As they reported online today in EMBO Molecular Medicine, Harrison and colleagues from the UK and Denmark assessed isolates from MRSA outbreaks on two farms located less than 30 miles from one another. Both outbreaks involved bugs carrying a divergent homologue of a penicillin-binding protein-coding gene called mecC, which has been found with increasing frequency in Denmark during the past decade. More commonly, MRSA isolates carry mecA.
Despite their geographical proximity to one another and sequence type similarities between outbreak isolates, results from new genomic and phylogenetic analyses indicated that each of the outbreaks could be traced back to MRSA with distinguishing variants. In one instance, genetic diversity patterns strongly supported animal-to-human transmission of MRSA. On the other farm, the direction of transmission could not be definitively determined.
"By looking at the single differences in nucleotides or SNPs in the DNA sequences of each isolate, it became obvious that two different strains of bacteria were responsible for the two disease outbreaks," University of Cambridge researcher Mark Holmes, the study's senior author, said in a statement.

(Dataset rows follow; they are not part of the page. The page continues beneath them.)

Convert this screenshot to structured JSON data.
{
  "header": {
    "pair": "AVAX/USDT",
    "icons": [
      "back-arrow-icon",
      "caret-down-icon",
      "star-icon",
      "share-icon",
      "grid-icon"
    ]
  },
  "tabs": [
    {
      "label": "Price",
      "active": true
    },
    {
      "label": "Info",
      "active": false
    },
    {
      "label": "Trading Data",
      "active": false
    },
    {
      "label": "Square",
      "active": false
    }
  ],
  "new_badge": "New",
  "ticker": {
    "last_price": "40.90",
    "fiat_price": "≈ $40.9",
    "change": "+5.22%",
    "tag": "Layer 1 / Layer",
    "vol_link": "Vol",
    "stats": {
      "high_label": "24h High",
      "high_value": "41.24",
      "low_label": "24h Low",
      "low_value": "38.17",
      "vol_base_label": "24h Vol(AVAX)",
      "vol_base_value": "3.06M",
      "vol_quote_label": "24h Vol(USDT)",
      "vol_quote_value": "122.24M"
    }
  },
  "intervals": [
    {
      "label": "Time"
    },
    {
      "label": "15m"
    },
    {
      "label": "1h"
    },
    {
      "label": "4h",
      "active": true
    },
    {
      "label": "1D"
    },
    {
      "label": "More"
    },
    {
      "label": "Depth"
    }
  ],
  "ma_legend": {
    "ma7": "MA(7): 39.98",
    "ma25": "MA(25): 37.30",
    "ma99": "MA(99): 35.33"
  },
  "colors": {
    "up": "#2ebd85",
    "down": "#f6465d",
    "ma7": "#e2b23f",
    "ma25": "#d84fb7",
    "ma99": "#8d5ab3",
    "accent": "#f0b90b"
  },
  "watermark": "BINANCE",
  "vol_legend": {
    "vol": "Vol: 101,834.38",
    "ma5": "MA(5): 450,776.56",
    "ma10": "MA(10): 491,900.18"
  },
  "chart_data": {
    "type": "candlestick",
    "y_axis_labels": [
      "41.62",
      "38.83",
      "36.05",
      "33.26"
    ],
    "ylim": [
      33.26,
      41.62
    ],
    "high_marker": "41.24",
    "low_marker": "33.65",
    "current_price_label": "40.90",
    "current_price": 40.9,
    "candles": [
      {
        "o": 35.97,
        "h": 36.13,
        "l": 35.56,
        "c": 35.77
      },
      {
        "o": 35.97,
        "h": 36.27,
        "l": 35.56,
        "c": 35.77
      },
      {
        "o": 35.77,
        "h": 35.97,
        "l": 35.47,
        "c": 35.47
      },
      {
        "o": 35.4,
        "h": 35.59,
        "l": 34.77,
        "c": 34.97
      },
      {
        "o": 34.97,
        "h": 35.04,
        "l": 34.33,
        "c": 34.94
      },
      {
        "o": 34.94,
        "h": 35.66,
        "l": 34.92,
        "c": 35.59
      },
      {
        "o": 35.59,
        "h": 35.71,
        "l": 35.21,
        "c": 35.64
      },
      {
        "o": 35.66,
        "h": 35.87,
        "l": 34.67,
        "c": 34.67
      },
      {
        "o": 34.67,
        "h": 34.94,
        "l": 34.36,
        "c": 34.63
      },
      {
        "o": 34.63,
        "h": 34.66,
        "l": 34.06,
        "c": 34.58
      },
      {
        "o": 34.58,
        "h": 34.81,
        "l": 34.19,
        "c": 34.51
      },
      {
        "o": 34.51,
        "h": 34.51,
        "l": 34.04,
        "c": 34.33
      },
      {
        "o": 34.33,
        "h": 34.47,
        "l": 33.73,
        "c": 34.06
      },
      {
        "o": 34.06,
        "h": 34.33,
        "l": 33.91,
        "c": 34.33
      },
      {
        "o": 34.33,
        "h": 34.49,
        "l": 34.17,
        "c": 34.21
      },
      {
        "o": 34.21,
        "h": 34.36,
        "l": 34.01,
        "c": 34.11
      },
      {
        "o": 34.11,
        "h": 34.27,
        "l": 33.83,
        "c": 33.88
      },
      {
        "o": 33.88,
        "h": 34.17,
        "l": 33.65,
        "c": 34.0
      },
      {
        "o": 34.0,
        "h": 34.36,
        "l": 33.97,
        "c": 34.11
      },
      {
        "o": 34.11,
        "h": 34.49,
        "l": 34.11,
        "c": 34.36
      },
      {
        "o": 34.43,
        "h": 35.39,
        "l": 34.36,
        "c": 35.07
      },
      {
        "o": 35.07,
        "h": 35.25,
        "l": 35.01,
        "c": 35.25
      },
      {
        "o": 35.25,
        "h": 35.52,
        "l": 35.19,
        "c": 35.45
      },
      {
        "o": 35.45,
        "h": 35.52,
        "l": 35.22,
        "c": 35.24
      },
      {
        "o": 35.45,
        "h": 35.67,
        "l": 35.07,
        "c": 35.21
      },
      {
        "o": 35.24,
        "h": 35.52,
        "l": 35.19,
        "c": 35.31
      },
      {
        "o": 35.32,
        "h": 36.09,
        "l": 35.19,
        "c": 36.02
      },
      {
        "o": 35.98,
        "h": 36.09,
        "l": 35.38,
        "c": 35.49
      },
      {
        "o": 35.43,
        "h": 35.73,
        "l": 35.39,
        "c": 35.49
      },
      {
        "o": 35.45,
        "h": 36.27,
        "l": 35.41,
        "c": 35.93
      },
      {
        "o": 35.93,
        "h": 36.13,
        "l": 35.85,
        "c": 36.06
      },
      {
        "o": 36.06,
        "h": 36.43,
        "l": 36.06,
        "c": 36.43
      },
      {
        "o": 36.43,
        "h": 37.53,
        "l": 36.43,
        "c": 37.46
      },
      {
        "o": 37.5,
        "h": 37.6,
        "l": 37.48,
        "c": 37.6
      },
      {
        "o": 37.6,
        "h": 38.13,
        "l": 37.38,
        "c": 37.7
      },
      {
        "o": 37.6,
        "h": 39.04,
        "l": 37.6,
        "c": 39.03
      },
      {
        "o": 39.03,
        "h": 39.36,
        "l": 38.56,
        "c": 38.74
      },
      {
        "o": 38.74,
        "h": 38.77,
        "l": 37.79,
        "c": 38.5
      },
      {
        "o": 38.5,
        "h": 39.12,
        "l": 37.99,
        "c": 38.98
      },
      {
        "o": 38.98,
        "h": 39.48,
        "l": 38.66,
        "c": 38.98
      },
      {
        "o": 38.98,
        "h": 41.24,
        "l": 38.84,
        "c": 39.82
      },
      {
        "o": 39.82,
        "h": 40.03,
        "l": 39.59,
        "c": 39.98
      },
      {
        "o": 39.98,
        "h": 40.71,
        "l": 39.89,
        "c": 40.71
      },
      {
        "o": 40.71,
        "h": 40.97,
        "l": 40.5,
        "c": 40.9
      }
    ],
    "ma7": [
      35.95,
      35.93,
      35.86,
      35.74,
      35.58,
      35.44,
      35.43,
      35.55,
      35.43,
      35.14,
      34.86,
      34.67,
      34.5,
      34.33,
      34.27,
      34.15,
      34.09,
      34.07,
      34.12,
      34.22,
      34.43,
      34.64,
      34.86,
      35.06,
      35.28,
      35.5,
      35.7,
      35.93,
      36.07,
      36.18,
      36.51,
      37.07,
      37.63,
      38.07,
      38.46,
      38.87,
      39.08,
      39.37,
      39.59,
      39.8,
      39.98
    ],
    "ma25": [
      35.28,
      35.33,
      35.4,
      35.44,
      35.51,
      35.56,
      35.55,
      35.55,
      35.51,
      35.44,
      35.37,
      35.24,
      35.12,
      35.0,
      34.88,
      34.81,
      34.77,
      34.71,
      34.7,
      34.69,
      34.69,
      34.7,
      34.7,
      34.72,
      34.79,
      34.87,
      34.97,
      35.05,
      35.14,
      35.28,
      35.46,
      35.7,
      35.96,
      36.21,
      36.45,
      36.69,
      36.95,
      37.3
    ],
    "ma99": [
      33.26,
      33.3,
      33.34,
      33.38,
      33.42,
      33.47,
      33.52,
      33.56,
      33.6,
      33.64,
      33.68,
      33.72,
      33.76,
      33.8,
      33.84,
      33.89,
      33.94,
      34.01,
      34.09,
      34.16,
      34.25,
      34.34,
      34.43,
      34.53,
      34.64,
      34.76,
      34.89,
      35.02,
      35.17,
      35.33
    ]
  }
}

"In one case," Holmes continued, "the results also clearly showed that the most likely direction of transmission was from animal to human."
The mecC-carrying version of MRSA is a source of concern for those trying to diagnose and track drug-resistant S. aureus cases, the researchers said, in part because it may be missed by existing diagnostic tests, such as those aimed at picking up the better-characterized mecA gene.
Apparent similarities between the mecC-MRSA detected in cattle and humans hints that MRSA strains can move between the two hosts — a possibility supported by studies of a MRSA from a multi-locus sequence type called ST398. ST398, which has been found in livestock and sometimes in humans, appears to have descended from a drug-susceptible S. aureus strain once found in humans.
In an effort to better understand the epidemiology and transmission patterns for mecC-MRSA involved in the two Danish farm outbreaks, researchers used Illumina's HiSeq 2000 to perform whole-genome sequencing on isolates from each.
Isolates from the first farm came from an infected cow and an infected 53-year-old woman, both carrying mecC-MRSA. At the second farm, the isolates came from a 69-year-old woman with a mecC-MRSA infection and from three of the 10 sheep living on that farm.
At first glance, the mecC-MRSA isolates from both farms were quite similar, the team noted, sharing MLST, antibiotic resistance, and other bacterial typing or repeat patterns. But when researchers used a set of informative, core genome SNPs to classify isolates phylogenetically, they saw clear relationships amongst isolates from a given outbreak, but fewer ties between isolates from each of the farms.
"Phylogenetic analysis revealed two distinct farm-specific clusters comprising isolates from the human case and their own livestock," study authors noted, "whereas human and animal isolates from the same farm only differed by a small number of SNPs."
This within-farm clustering was consistent with MRSA swapping between animals and humans, they said, as were other variant patterns.
On the sheep farm, the analysis revealed genetic variability between the sheep isolates that pointed to ongoing MRSA circulation in the animals over time. That data also supported the notion that the woman on the sheep farm was infected with mecC-MRSA that came from the livestock.
On the other farm, investigators had access to genetic data for isolates from just one cow and one patient, which allowed them to see close genetic ties between the two isolates, but not to determine the direction of transmission.
More broadly, the new data gave researchers the opportunity to compare the host ranges and genomic features of mecC-MRSA isolates with those of MRSA strains described in the past. For instance, they found that mecC-MRSA isolates from both Danish farms were missing certain virulence factors that are present in the ST398 sequence type or in other, community-associated forms of MRSA.
"This study demonstrates that mecC-MRSA ST130 isolates are capable of transmission between animals and humans," the team wrote, "and underscores the potential of whole-genome sequencing in epidemiological investigations and source tracking of bacterial infections."